Re: [Rd] paste(character(0), collapse="", recycle0=FALSE) should be ""

2020-05-21 Thread William Dunlap via R-devel
> 1) Bill and Hervé (I think) propose that 'recycle0' should have
>   no effect whenever  'collapse = '

I think that collapse= should make paste() return a single string,
regardless of the value of recycle0.  E.g., I would like to see

> paste0("X",seq_len(3),collapse=", ", recycle0=TRUE)
[1] "X1, X2, X3"
> paste0("X",seq_len(0),collapse=", ", recycle0=TRUE)
[1] ""

Currently the latter gives character(0).

paste's collapse argument has traditionally acted after all the other
arguments were dealt with, as in the following not extensively tested
function.

altPaste <- function (..., collapse = NULL) {
tmp <- paste(...)
if (!is.null(collapse)) {
paste(tmp, collapse=collapse)
} else {
tmp
}
}

E.g., in post-R-4.0.0 R-devel
> altPaste("X", seq_len(3), sep="", collapse=", ")
[1] "X1, X2, X3"
> altPaste("X", seq_len(0), sep="", collapse=", ")
[1] "X"
> altPaste("X", seq_len(0), sep="", collapse=", ", recycle0=TRUE)
[1] ""

I think it would be good if the above function continued to act the same as
paste itself.

Bill Dunlap
TIBCO Software
wdunlap tibco.com


On Thu, May 21, 2020 at 9:42 AM Martin Maechler 
wrote:

> > Hervé Pagès
> > on Fri, 15 May 2020 13:44:28 -0700 writes:
>
> > There is still the situation where **both** 'sep' and 'collapse' are
> > specified:
>
> >> paste(integer(0), "nth", sep="", collapse=",")
> > [1] "nth"
>
> > In that case 'recycle0' should **not** be ignored i.e.
>
> > paste(integer(0), "nth", sep="", collapse=",", recycle0=TRUE)
>
> > should return the empty string (and not character(0) like it does at
> the
> > moment).
>
> > In other words, 'recycle0' should only control the first operation
> (the
> > operation controlled by 'sep').

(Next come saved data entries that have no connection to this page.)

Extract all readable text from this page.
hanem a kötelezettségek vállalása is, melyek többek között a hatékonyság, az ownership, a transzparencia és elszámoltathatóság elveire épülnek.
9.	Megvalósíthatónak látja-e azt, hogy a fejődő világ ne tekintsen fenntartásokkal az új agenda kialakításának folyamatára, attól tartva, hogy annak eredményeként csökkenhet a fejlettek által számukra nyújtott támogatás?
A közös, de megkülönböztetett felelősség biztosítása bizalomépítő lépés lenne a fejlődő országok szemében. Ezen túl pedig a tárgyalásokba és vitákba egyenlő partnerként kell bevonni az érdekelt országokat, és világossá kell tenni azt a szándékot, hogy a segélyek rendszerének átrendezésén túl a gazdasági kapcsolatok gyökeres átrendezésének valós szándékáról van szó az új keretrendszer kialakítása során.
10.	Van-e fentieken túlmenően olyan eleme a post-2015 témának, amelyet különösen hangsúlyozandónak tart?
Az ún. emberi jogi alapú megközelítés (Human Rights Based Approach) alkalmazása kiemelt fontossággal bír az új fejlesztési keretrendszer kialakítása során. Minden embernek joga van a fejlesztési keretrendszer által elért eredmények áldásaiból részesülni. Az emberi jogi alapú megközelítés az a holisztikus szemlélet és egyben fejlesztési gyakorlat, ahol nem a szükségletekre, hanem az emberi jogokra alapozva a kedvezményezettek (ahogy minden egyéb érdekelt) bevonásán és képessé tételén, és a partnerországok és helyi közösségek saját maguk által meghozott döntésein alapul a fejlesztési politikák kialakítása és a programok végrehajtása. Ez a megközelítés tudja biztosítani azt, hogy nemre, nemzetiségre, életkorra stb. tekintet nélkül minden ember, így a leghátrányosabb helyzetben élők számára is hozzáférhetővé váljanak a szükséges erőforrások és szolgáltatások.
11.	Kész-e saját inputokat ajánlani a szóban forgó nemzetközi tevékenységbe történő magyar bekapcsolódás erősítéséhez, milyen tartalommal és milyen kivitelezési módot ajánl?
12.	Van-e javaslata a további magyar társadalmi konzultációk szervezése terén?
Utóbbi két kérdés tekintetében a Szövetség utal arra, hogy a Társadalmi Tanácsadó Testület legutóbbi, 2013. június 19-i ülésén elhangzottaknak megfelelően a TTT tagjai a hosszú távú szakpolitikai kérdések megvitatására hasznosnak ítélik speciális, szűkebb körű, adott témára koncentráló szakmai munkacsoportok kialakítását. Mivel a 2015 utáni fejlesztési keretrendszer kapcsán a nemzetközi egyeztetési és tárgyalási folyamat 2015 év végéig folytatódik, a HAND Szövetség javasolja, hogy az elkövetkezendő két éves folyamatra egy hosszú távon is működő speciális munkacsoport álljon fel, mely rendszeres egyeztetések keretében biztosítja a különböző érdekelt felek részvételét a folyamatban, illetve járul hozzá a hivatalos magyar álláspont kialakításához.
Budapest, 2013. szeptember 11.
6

Which makes plenty of sense: the 1st
> > operation is binary (or n-ary) while the collapse operation is
> unary.
> > There is no concept of recycling in the context of unary operations.
>
> Interesting, ..., and sounding somewhat convincing.
>
> > On 5/15/20 11:25, Gabriel Becker wrote:
> >> Hi all,
> >>
> >> This makes sense to me, but I would think that recycle0 and
> collapse
> >> should actually be incompatible and paste should throw an error if
> >> recycle0 were TRUE and collapse were declared in the same call. I
> don't
> >> think the value of recycle0 should be silently ignored if it is
> actively
> >> specified.
> >>
> >> ~G
>
> Just to summarize what I think we should know and agree (or be
> be "disproven") and where this comes from ...
>
> 1) recycle0 is a new R 4.0.0 option in paste() / paste0() which by default
>(recycle0 = FALSE) should (and *does* AFAIK) not change anything,
>hence  paste() / paste0() behave completely back-compatible
>if recycle0 is kept to FALSE.
>
> 2) recycle0 = TRUE is meant to give different behavior, notably
>0-length arguments (among '...') should result in 0-length results.
>
>The above does not specify what this means in detail, see 3)
>
> 3) The current R 4.0.0 implementation (for which I'm primarily responsible)
>and help(paste)  are in accordance.
>Notably the help page (Arguments -> 'recycle0' ; Details 1st para ;
> Examples)
>says and shows how the 4.0.0 implementation has been meant to work.
>
> 4) Several provenly smart members of the R community argue that
>both the implementation and the documentation of 'recycle0 =
>TRUE'  should be changed to be more logical / coherent / sensical ..
>
> Is the above all correct in your view?
>
> Assuming yes,  I read basically two proposals, both agreeing
> that  recycle0 = TRUE  should only ever apply to the action of 'sep'
> but not the action of 'collapse'.
>
> 1) Bill and Hervé (I think) propose that 'recycle0' should have
>no effect whenever  'collapse = '
>
> 2) Gabe proposes that 'collapse = ' and 'recycle0 = TRUE'
>should be declared incompatible and error. If going in that
>direction, I could also see them to give a warning (and
>continue as if recycle = FALSE).
>
> I have not yet my mind up but would tend to agree to "you guys",
> but I think that other R Core members should chime in, too.
>
> Martin
>
> >> On Fri, May 15, 2020 at 11:05 AM Hervé Pagès  >> > wrote:
> >>
> >> Totally agree with that.
> >>
> >> H.
> >>
> >> On 5/15/20 10:34, William Dunlap via R-devel wrote:
> >> > I agree: paste(collapse="something", ...) should always return a
> >> single
> >> > character string, regardless of the value of recycle0.  This
> would be
> >> > similar to when there are no non-NULL arguments to paste;
> >> collapse="."
> >> > gives a single empty string and collapse=NULL gives a zero long
> >> character
> >> > vector.
> >> >> paste()
> >> > character(0)
> >> >> paste(collapse=", ")
> >> > [1] ""
> >> >
> >> > Bill Dunlap
> >> > TIBCO Software
> >> > wdunla

Re: [Rd] paste(character(0), collapse="", recycle0=FALSE) should be ""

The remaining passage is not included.